3. A method for actively increasing the maximum deformation of the elastic element of the shock-absorbing transmission unit during gear shifting, according to claim 2, in a multi-speed transmission of an electric vehicle, characterized in that: The coupling has at least one rigid transmission unit that can bear the maximum torque of the system and one damping transmission unit that does not need to bear the maximum torque of the system. When shifting gears, the maximum clearance of the rigid contact surfaces of the two half-couplings of the rigid transmission unit is actively changed, which increases the maximum deformation of the elastic device of the damping transmission unit.

4. A method for actively changing the maximum clearance between the rigid contact surfaces of the two half-couplings of a rigid transmission unit during gear shifting, according to claim 3, of a shock-absorbing coupling on a multi-speed transmission of an electric vehicle, characterized in that: A set of clearance adjustment blocks is added between the rigid contact surfaces of the two half-couplings of the rigid transmission unit.

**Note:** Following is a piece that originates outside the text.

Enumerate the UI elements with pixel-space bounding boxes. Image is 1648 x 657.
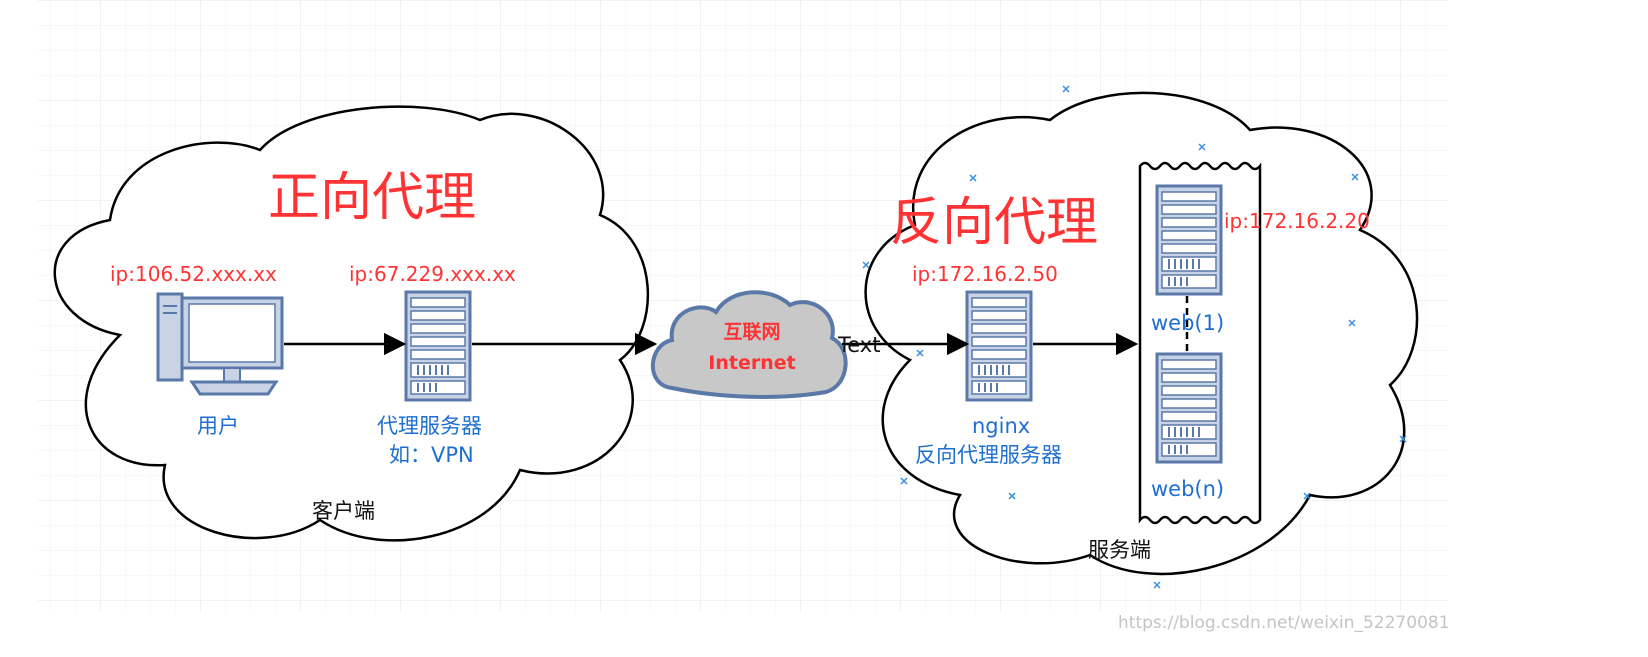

5. A method for using the clearance adjusting block of the rigid transmission unit during gear shifting in a shock-absorbing coupling for a multi-speed transmission of an electric vehicle according to claim 4, characterized in that: The gap adjustment block is a long strip that is thin at one end and thick at the other, with a sloping transition in the middle. When the drive motor is working normally, the thick end of the gap adjustment block is inserted between the rigid contact surfaces of the two half-couplings of the rigid transmission unit. When shifting gears, the thin end moves to the rigid contact surfaces of the two half-couplings of the rigid transmission unit.